The fact that there were more cardiovascular events in the romosozumab group could be problematic when approval from the US Food and Drug Administration (FDA) is sought, Dr Rosen added.

FDA Needs More Data

The FDA issued a complete response letter to the makers of romosozumab in July, rejecting their initial application for approval. The FDA wants more data, including findings from ARCH and a second study of romosozumab treatment in men with osteoporosis.

Only the FRAME results were submitted with the original application to the FDA.

In ARCH, secondary end points included 12- and 24-month changes in bone mineral density from baseline. These findings "were very similar to what we saw in FRAME," Dr Saag reported.

Table. ARCH Changes in Bone Mineral Density From Baseline

Site of Bone Mineral Density Romosozumab Plus Alendronate Regimen, % Alendronate Only Regimen, % P Value
Lumbar spine
12 months 13.7 5.0 <.001
24 months 15.3 7.2 <.001
Total hip
12 months 6.2 2.8 <.001
24 months 7.2 3.5 <.001
Femoral neck
12 months 4.9 1.7 <.001
24 months 6.0 2.3 <.001


"Romosozumab is a very interesting molecule that's been in development for several years," said Stanley Cohen, MD, a rheumatologist in private practice in Dallas, and tour guide for the poster session.

He asked Dr Saag why the team only looked at 1 year of romosozumab treatment: "Why didn't you continue treatment like you do with denosumab or alendronate?"

"This drug is a curious drug. Not only does it stimulate bone initially," Dr Saag explained, "you get an initial decrease in bone resorption. So it's almost a dual mechanism."
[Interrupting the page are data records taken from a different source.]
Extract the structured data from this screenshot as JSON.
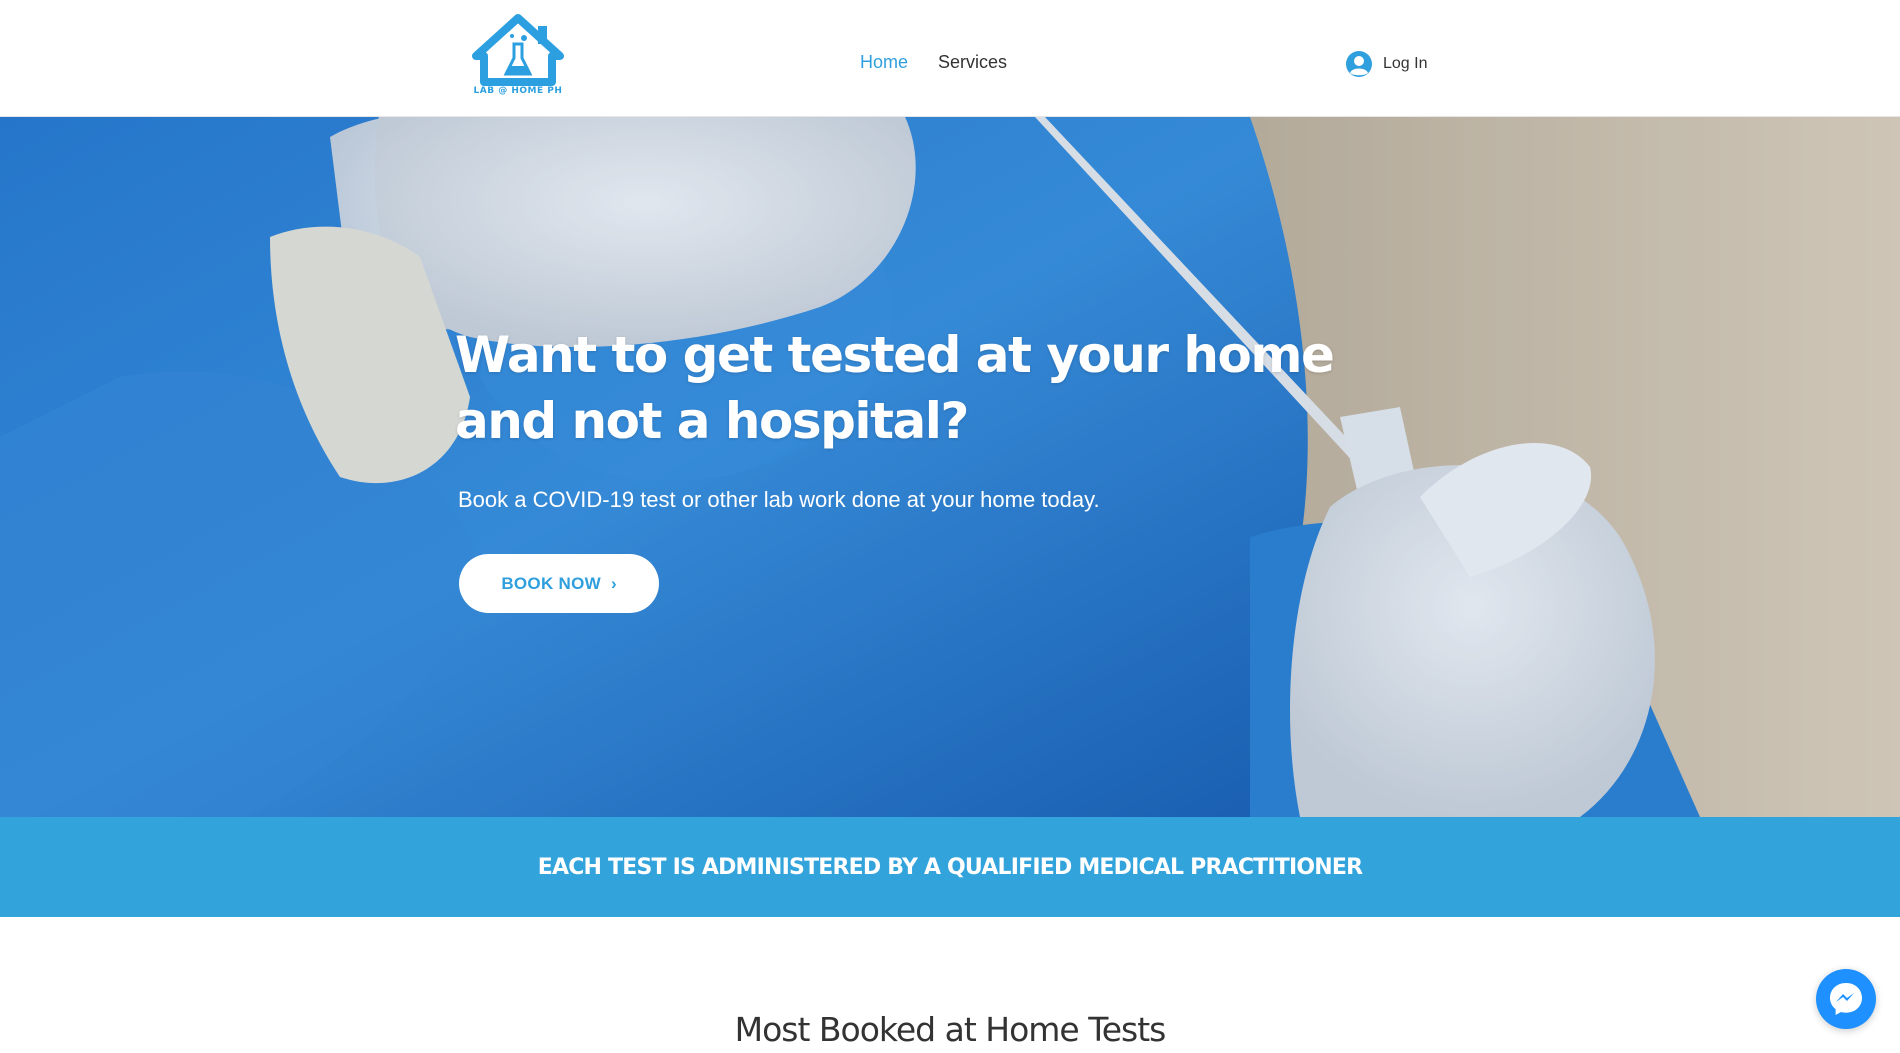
{
  "header": {
    "logo_text": "LAB @ HOME PH",
    "nav": [
      {
        "label": "Home",
        "active": true
      },
      {
        "label": "Services",
        "active": false
      }
    ],
    "login_label": "Log In"
  },
  "hero": {
    "title": "Want to get tested at your home and not a hospital?",
    "subtitle": "Book a COVID-19 test or other lab work done at your home today.",
    "cta_label": "BOOK NOW"
  },
  "banner": {
    "text": "EACH TEST IS ADMINISTERED BY A QUALIFIED MEDICAL PRACTITIONER"
  },
  "section": {
    "title": "Most Booked at Home Tests"
  },
  "icons": {
    "logo": "house-flask-icon",
    "login": "user-avatar-icon",
    "cta_chevron": "chevron-right-icon",
    "chat": "messenger-icon"
  },
  "colors": {
    "accent": "#2f9fdd",
    "banner": "#33a3dc",
    "text": "#333333"
  }
}
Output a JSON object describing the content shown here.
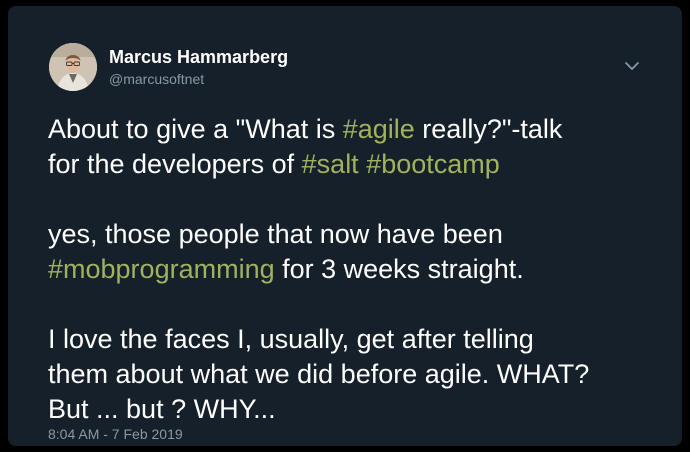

In contrast, "with an anabolic agent, you have an anabolic window," he pointed out. "That's going to be a more finite period of treatment."

Dr Saag was asked by a member of the audience to predict where the agent, which is currently undergoing FDA review, will fit in the treatment of osteoporosis.

"There is a tremendous need for new agents in osteoporosis treatment. We've seen a 50% reduction in treatment, overall, since the bisphosphonates peaked in the mid-2000s," Dr Saag said.

There is a role for romosozumab. Rheumatologists could treat high-risk patients — those with a T score of –3.0 or below and/or a history of multiple fractures — with romosozumab first, and follow that with antiresorptive therapy, as was done in this study, he added.

This study was funded by Amgen. Dr Saag reports receiving research grants from Amgen and Merck, and consulting for Amgen, Merck, and Radius. Dr Rosen has disclosed no relevant financial relationships. Dr Cohen reports receiving research grants from and consulting for Amgen, Boehringer-Ingelheim, Merck, Janssen, Pfizer, and Sandoz.

American College of Rheumatology (ACR) 2017 Annual Meeting: Abstract 318. Presented November 5, 2017.